Trader’s Story – Fred Gibson

June 27, 2013

Wherever you turn at Leicester Market, you’re sure to meet somebody with a story to tell.

With 799 years of history behind it, the Market has not only become one of the city’s most famous landmarks, it has also enriched the lives of the people that have both traded and shopped at both the indoor and outdoor markets over many years.

Fishmonger Fred Gibson is a wonderful example of such a person. Fred has been trading at Leicester Market since the late 1950s, when the indoor market was located adjacent to its current location. In a special interview, Fred reminisced about his time at Leicester Market…

“I started in the old market in 1959,” recalls Fred.

“I took a couple of years out of it to work in a garage, but I still helped at weekends. After that, I had a mobile fish round for five years. Whilst I was doing that, I still bought my fish from the old stall and I still helped out. When I gave up the round, I went back to the stall and remained there until the current indoor market building was built. We moved in on November 5th, 1975.

“I used to work for a company called John Collins. They had a shop on Queens Road and a shop here at the Market. I started and did a week up there before coming down here to do a week. When they needed me to cover at one of the shops, I would often do that too.”

Whilst starting out in the trade, Fred reveals that he was fortunate enough to have a unique teacher, who taught him all aspects of fish mongering in thorough fashion.

“My gaffer, where I used to work, was a brilliant man,” says Fred.

“He said that he’d teach me the trade. There were four of us and there Kipperswas a bit of a school here for it, but it wasn’t recognised. I went to sessions run by the White Fish Society, which were more like evening classes, and I went to those for six months. Later, I was put on a cookery course, and this was when I was 17 or 18.

“However, after that, he took us out on the boat. The way we were shown to do it was through the life of a fish. We went out fishing and it was terrifying. The sea was calm and I was asked to pull the net and suddenly the ship tilted. You fight to stand up straight. You have to relax and just lean over, but it was terrifying. Then you would pick a fish and label it and then gut it.

“It was a whale of a time and, when you got to the docks, you more-or-less pretended to be the auctioneer. One would sell, whilst the other three bought and bartered. Then you would fillet it and cost it; you became the wholesaler. After that, you’d become the customer, go home and cook what you bought – so there was an emphasis on taking you through every aspect of selling fish – from the water to the kitchen.”

As for the technical elements of the trade, including gutting, filleting and cutting, Fred also reveals the tough measures that were taken to ensure that he completed a job as precise as possible.

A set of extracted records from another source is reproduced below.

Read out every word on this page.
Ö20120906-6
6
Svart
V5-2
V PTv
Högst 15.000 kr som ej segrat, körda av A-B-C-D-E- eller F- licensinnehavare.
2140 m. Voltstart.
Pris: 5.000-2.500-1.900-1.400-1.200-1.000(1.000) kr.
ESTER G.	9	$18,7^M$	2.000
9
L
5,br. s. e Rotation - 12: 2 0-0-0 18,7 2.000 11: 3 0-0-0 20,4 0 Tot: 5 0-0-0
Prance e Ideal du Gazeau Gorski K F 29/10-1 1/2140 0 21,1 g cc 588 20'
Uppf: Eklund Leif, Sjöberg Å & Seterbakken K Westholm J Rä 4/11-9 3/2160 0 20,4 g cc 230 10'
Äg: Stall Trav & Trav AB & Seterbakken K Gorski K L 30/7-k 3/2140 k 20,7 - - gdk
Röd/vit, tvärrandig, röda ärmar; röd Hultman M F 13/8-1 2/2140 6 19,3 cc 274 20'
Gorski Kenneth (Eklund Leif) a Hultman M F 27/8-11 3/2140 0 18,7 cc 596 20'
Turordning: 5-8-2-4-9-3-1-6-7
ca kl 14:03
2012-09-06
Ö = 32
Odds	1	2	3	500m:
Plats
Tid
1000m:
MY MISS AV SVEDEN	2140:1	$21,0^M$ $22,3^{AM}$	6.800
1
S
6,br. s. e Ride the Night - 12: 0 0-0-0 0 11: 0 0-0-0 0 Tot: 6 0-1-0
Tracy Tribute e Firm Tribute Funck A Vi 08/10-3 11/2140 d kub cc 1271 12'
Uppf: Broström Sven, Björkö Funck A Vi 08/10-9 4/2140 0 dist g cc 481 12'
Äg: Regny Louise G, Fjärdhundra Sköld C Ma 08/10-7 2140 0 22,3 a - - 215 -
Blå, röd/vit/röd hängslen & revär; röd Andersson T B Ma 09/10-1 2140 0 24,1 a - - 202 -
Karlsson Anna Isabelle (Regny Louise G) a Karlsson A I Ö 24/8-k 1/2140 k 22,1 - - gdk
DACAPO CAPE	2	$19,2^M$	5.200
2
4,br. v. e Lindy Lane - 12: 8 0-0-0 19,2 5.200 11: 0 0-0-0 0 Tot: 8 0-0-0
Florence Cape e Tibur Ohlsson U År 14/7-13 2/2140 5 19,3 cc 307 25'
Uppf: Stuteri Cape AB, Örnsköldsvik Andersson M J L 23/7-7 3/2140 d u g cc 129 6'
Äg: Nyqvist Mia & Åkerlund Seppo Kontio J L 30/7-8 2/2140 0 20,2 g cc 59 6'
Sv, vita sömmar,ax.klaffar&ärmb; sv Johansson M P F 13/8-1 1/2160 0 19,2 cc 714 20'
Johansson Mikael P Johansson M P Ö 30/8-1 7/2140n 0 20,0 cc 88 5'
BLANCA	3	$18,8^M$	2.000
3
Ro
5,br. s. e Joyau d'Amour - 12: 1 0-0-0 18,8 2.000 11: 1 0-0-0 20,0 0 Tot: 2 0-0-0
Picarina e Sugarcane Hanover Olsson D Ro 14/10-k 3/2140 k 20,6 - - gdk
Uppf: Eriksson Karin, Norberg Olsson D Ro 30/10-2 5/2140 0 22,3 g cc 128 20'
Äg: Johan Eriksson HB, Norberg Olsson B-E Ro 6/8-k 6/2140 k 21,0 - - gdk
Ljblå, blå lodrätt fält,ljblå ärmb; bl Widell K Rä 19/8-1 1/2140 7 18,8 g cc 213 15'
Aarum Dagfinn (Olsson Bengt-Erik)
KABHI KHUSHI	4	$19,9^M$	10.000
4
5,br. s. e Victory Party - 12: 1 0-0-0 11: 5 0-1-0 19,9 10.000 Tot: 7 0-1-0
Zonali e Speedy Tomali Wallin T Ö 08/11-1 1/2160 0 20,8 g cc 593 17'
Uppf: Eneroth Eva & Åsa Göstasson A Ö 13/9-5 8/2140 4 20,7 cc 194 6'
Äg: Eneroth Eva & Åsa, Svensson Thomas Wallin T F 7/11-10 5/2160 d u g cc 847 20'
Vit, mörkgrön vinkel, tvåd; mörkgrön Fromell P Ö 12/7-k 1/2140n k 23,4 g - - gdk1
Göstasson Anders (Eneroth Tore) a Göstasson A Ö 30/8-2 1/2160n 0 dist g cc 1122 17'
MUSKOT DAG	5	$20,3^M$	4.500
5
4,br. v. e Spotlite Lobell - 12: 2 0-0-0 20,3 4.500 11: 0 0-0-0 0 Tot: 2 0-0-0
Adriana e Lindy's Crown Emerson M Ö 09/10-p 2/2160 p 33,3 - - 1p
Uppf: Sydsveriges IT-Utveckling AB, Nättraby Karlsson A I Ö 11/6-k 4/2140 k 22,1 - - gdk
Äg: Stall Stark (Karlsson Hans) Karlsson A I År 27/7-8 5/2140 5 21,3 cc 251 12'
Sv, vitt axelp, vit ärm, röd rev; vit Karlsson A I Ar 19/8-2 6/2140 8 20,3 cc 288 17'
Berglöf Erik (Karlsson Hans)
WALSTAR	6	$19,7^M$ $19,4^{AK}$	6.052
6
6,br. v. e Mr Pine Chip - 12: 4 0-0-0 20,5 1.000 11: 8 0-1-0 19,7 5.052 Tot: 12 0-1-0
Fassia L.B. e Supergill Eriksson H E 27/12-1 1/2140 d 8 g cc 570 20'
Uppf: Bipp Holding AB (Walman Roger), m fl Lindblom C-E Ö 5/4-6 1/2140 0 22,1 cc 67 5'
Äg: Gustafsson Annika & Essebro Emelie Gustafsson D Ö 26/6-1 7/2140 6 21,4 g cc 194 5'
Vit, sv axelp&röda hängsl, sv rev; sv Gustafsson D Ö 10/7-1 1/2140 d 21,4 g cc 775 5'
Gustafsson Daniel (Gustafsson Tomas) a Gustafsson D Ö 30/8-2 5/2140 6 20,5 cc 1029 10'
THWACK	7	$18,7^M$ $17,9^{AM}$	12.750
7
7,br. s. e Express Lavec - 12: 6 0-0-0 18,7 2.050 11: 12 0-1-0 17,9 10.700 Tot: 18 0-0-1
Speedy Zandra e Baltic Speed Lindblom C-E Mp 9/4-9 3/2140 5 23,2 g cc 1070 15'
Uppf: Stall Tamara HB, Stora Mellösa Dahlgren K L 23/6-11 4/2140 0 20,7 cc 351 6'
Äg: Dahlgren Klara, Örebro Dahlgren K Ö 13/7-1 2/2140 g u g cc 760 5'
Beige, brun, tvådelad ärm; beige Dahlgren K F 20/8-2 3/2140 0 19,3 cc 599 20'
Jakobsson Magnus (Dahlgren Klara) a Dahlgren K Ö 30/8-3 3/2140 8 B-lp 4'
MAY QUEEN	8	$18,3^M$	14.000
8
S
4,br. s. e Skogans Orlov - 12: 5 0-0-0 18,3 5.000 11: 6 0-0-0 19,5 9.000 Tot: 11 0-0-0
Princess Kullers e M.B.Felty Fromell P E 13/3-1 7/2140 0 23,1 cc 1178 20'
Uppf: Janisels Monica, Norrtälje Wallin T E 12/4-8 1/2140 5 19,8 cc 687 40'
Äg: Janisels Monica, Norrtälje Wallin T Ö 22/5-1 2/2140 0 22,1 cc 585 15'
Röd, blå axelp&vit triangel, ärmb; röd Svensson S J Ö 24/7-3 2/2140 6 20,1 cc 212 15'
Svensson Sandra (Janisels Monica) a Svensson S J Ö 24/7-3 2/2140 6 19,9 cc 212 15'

“My boss was the best way of learning new things,” he says.

“When I started, I was taught to clean for three months. I never touched a knife, I just learned to clean. He did it properly. Then, you progress from that. In those days, you were cocky. I look back on it and I’m both proud and ashamed of it! One day, my boss saved all of the fish bones from my filleting. He scraped all the fish off and weighed, and after that, he took the value of that wasted fish out of my money! The next Monday, I was the best filleter that this country has ever seen! I learned from there that when you do a job properly, you do it quicker! In those days, plaice was very expensive!


“My boss was magnificent – and to this day, he’s the only person I know that could bone a rabbit. In fact, I don’t think I’ve even seen anybody attempt it! Ernie Peasley his name was.”

As time has progressed, a lot of things have changed. In 1975, Fred moved his stall to the current indoor market and has since passed the stall down to his son, Stuart, whilst his wife Sandra and his grandson also help on the stall.

“When we first came over to the current indoor market building, there were 11 fishmongers,” Fred recalls.


“You look at the place now and most of the units are boarded up, but there were 11 individual fish stalls, five butchers, four cheese stalls, a baconstall, a poultry stall and a tripe stall. We had all of that in the heyday.

“I’m proud that we have a family business,” continues Fred.

“My son, Stuart, has been around the trade since he was four-years-old. He used to come into the old market and people would teach him lots of different things, including dealing with lobsters and everything else. As time has passed, he has now become a big part of it and, now, my grandson comes in and helps us out. In addition, my daughter helps out and my wife, Sandra, has been here with me ever since we moved into this building; she’d be looking after the children, but she’d also help out on the stall.”

Despite Fred now being a senior citizen, and his sight very much diminished, he still works on the stall on a daily basis and, remarkably, reveals that still has all the skills he possessed before.

“I can still fillet and gut a fish,” insists Fred.

“Nowadays, I couldn’t bone a chicken, so I leave that to Stuart, but other things when it comes to fish, I can still do. You’ve heard the phrase ‘I can do this with my eyes shut’, well I have to. There are certain jobs that I can’t do, because of speed. I’m okay working in the back, provided I’m able to go at my own pace.”

Fred’s story is truly incredible and just one of many examples where trading at Leicester Market is more than a job. It’s a family affair; one that has linked him with many of the city’s residents over a huge number of years.

It’s a prime example as to what makes Leicester Market both special and unique.